Bir de çocuk sahibi olanların bencil olmadıklarına dair bir inanç var ki bu da akıllara ziyan bir teori. Yine vurgulamak zorunda hissediyorum kendimi, “yeni model anne babalar” sadece kendi çocuklarına karşı bencil değiller, dönüp başka birine ayıracak vakitleri bile yok. Kusura bakma arayamadım, çocuğun ödevi vardı, arayamadım çocuğu uyutmaya çalışıyordum, kusura bakma çocuğu parka götürdüm. Onun o arayamadığı saatlerde siz belki de hastaydınız, tutunacak dal arıyordunuz.

Ünlü Alman keman sanatçısı Anne-Sophie Mutter’in bir röportajını okumuştum bir zamanlar. “Çocuksuz bir sanatçının hayatı çok tek taraflı ve bencil olur” diyordu. Bu fikirle çocuk sahibi olmuş. Bunu okuduğum dakika duraladığımı hatırlıyorum. Peki bu düşünce son derece bencilce değil mi? Yani bencil biri olmamak, kendi karakterinizi geliştirmek, belki de bir sanatçı olarak bazı saplantılardan kurtulmak için bu dünyaya, hayatının ne olacağı belli olmayan bir çocuk getiriyorsunuz. Bencil biri olmamak için bencilce bir hareketle, yeni bir yaşamın başlamasına tamamen kendiniz karar veriyorsunuz.

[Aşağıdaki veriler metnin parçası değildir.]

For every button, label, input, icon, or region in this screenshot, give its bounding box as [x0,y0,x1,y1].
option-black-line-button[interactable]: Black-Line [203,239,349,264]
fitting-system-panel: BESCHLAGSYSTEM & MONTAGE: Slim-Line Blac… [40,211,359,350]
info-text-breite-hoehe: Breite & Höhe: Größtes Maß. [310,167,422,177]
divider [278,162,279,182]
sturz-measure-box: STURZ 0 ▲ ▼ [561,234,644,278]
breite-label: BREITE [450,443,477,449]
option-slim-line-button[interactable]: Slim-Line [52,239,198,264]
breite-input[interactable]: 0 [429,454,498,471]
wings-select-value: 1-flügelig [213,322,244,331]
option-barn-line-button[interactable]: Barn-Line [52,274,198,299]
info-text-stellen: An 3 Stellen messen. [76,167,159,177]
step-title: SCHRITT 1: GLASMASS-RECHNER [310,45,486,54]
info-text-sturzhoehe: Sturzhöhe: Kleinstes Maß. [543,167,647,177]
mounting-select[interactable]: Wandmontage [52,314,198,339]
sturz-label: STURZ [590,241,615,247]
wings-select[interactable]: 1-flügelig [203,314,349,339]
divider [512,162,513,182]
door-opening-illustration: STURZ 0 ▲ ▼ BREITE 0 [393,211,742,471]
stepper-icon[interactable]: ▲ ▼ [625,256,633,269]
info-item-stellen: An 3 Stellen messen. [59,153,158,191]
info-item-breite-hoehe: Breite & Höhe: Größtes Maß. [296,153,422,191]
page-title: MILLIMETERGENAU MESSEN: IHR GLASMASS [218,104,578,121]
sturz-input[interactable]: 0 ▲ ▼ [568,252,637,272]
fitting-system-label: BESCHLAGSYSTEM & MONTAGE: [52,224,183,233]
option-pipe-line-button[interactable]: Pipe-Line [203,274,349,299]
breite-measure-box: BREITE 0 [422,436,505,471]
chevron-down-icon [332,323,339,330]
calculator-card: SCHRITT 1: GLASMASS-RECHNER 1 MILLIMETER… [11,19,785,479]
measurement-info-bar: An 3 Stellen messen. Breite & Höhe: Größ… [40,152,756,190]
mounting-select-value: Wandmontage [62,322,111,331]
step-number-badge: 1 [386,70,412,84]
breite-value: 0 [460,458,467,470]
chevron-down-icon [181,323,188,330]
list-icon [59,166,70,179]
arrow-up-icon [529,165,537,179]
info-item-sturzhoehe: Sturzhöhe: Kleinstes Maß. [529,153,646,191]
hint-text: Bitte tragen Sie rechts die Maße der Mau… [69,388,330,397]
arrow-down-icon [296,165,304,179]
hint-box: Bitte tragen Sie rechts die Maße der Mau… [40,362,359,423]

Aslında karşı olduğum çocuk değil, yeni tip ebeveynlik müessesi. Etrafımı saran çocuk erkil ailelerden bitkinim. Kendini dünyanın ilk annesi sanan annelerden yorgunum. Ayrıca benim gibi tutkulu bir çocukseveri bile şüpheci yaptıkları için kendilerini affetmiyorum. Ya da belki de sadece tren yolculuğunu çok sevdiğim için oluyordur bütün bunlar. Zira çocuk sahibi olunca bir daha asla cam kenarına oturamıyorsunuz, değil mi?